De acordo com André Paggiaro, esse processo de doação e, posteriormente, captação foi impactado negativamente pela pandemia. No início da circulação do coronavírus, o desconhecimento acerca da doença e a carência da testagem PCR restringiam as doações, pois não era possível checar se os tecidos coletados estavam livres de contaminação. 

Segundo o levantamento, em 2021, foram apenas seis doadores. Isto representa metade do valor, já reduzido, de 2020, e menos de um terço do total de 2019, com 21 doadores. A área de pele captada foi de 25 mil cm2, em 2020, para cerca de 15 mil cm2, em 2021. 

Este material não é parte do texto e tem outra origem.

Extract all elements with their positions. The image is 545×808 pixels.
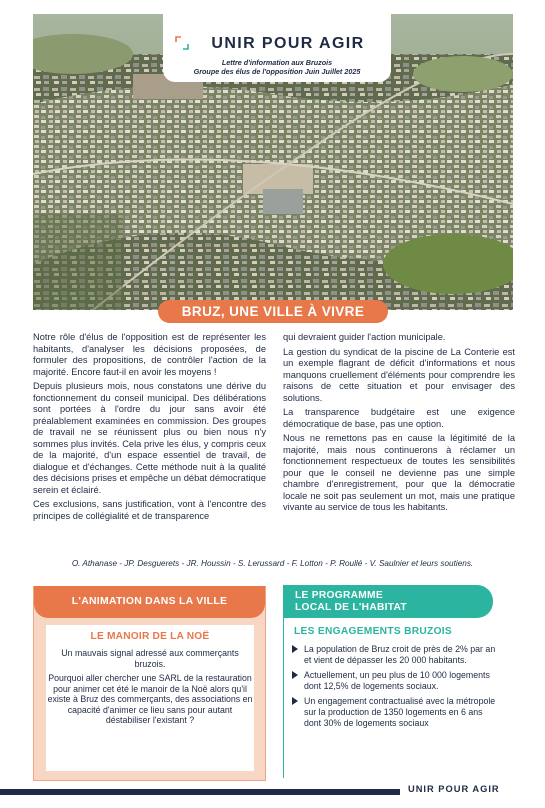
triangle-bullet-icon — [292, 697, 298, 705]
article-paragraph: Depuis plusieurs mois, nous constatons une dérive du fonctionnement du conseil municipal. Des délibérations sont portées à l'ordre du jour sans avoir été préalablement examinées en commission. Des groupes de travail ne se réunissent plus ou bien nous n'y sommes plus invités. Cela prive les élus, y compris ceux de la majorité, d'un espace essentiel de travail, de dialogue et d'échanges. Cette méthode nuit à la qualité des décisions prises et empêche un débat démocratique serein et éclairé. — [33, 381, 266, 495]
programme-tab-line1: LE PROGRAMME — [295, 590, 383, 601]
article-paragraph: Notre rôle d'élus de l'opposition est de représenter les habitants, d'analyser les décisions proposées, de formuler des propositions, de contrôler l'action de la majorité. Encore faut-il en avoir les moyens ! — [33, 332, 266, 377]
list-item — [292, 696, 498, 728]
list-item — [292, 670, 498, 691]
programme-box — [283, 618, 501, 778]
triangle-bullet-icon — [292, 671, 298, 679]
section-banner: BRUZ, UNE VILLE À VIVRE — [158, 300, 388, 323]
footer-brand: UNIR POUR AGIR — [408, 784, 500, 794]
list-item-text: Un engagement contractualisé avec la métropole sur la production de 1350 logements en 6 ans dont 30% de logements sociaux — [304, 696, 496, 728]
signatories: O. Athanase - JP. Desguerets - JR. Houssin - S. Lerussard - F. Lotton - P. Roullé - V. Saulnier et leurs soutiens. — [71, 559, 474, 568]
article-paragraph: La transparence budgétaire est une exigence démocratique de base, pas une option. — [283, 407, 515, 429]
list-item — [292, 644, 498, 665]
footer-bar — [0, 789, 400, 795]
masthead-subtitle-line2: Groupe des élus de l'opposition Juin Juillet 2025 — [193, 67, 361, 76]
article-column-right — [283, 332, 515, 517]
animation-paragraph: Un mauvais signal adressé aux commerçants bruzois. — [61, 648, 239, 669]
programme-tab-line2: LOCAL DE L'HABITAT — [295, 602, 407, 613]
article-column-left — [33, 332, 266, 525]
animation-tab-title: L'ANIMATION DANS LA VILLE — [34, 586, 265, 618]
programme-list — [292, 644, 498, 733]
animation-box — [33, 586, 266, 781]
article-paragraph: Ces exclusions, sans justification, vont à l'encontre des principes de collégialité et de transparence — [33, 499, 266, 521]
list-item-text: Actuellement, un peu plus de 10 000 logements dont 12,5% de logements sociaux. — [304, 670, 490, 691]
list-item-text: La population de Bruz croit de près de 2% par an et vient de dépasser les 20 000 habitants. — [304, 644, 496, 665]
programme-subtitle: LES ENGAGEMENTS BRUZOIS — [294, 626, 453, 637]
article-paragraph: La gestion du syndicat de la piscine de La Conterie est un exemple flagrant de déficit d'informations et nous manquons cruellement d'éléments pour comprendre les raisons de cette situation et pour envisager des solutions. — [283, 346, 515, 403]
triangle-bullet-icon — [292, 645, 298, 653]
masthead-subtitle-line1: Lettre d'information aux Bruzois — [221, 58, 333, 67]
article-paragraph: qui devraient guider l'action municipale. — [283, 332, 446, 342]
article-paragraph: Nous ne remettons pas en cause la légitimité de la majorité, mais nous continuerons à réclamer un fonctionnement respectueux de toutes les sensibilités pour que le conseil ne devienne pas une simple chambre d'enregistrement, pour que la démocratie locale ne soit pas seulement un mot, mais une pratique vivante au service de tous les habitants. — [283, 433, 515, 512]
masthead-title: UNIR POUR AGIR — [211, 35, 365, 52]
animation-paragraph: Pourquoi aller chercher une SARL de la restauration pour animer cet été le manoir de la Noë alors qu'il existe à Bruz des commerçants, des associations en capacité d'animer ce lieu sans pour autant déstabiliser l'existant ? — [47, 673, 253, 725]
animation-inner-card — [46, 625, 254, 771]
animation-text — [46, 648, 254, 726]
programme-tab — [283, 585, 493, 618]
animation-subtitle: LE MANOIR DE LA NOË — [90, 631, 210, 642]
masthead — [163, 14, 391, 82]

Já neste ano, mesmo com a possibilidade de garantir a segurança microbiológica dos tecidos, com testagem de bactérias e fungos e protocolos para casos de covid-19, houve apenas quatro doadores até o momento, com o total de pele captada de cerca de 9.500 cm2 . O material ainda passa por processos de preparo para ser disponibilizado a possíveis receptores. “Ainda não voltamos ao que se tinha pré-pandemia: é necessário intensificar as campanhas de doação de pele”, afirma Paggiaro.

Em geral, todo o cenário de doação de órgãos foi afetado pelo cenário epidemiológico, mas, para o diretor do Banco de Pele, a queda constante das doações de pele foi mais intensa devido aos estigmas quanto ao procedimento. Quando um paciente recebe óbito, é ofertada aos responsáveis a possibilidade de doar os órgãos, porém, entre fígado, coração, pulmão, córnea etc., a doação de pele é menos aceita, pelo receio quanto à aparência do indivíduo no funeral. André Paggiaro esclarece que são retiradas as peles de áreas “escondidas” e que não alteram o corpo do indivíduo — de modo a ser imperceptível nos velórios. 

No início da pandemia, o desconhecimento acerca da Covid-19 restringiu as doações, pois não era possível checar se os tecidos coletados estavam livres de contaminação

Como os tecidos podem ser armazenados por até dois anos, as doações feitas nos anos anteriores têm ajudado a suprir a demanda atual, o que pode ser impossibilitado sem um maior volume de novas doações. Em caso do estoque ser insuficiente para atender os pacientes necessitados, a rede nacional é ativada, ou até mesmo a nível internacional. 

O Brasil possui cinco bancos de pele, nos estados de Rio de Janeiro, Paraná, Rio Grande do Sul e, além do Banco do HC, há outro recém inaugurado em São Paulo, na cidade de Ribeirão Preto. Eles respondem pelas demandas de pele em todo o território nacional, com a possibilidade de contribuir em emergências entre os países latinos. 

Antes da pandemia, em fevereiro de 2020, o HC-FMUSP doou 10 mil cm² de pele ao Ministério da Saúde do Peru para o tratamento das vítimas de explosão de um caminhão-tanque que transportava gás. A tragédia ocorreu em janeiro daquele ano, no distrito de Villa El Salvador, no sul de Lima, e deixou 48 pessoas com queimaduras graves a muito graves. O Banco de Tecidos de Porto Alegre também participou da ação, com doação na mesma quantidade. 

Vale destacar que o Banco, por ser ligado à USP, tem como pilares o ensino, pesquisa e resistência; aspectos que também podem ser prejudicados com o esvaziamento do estoque.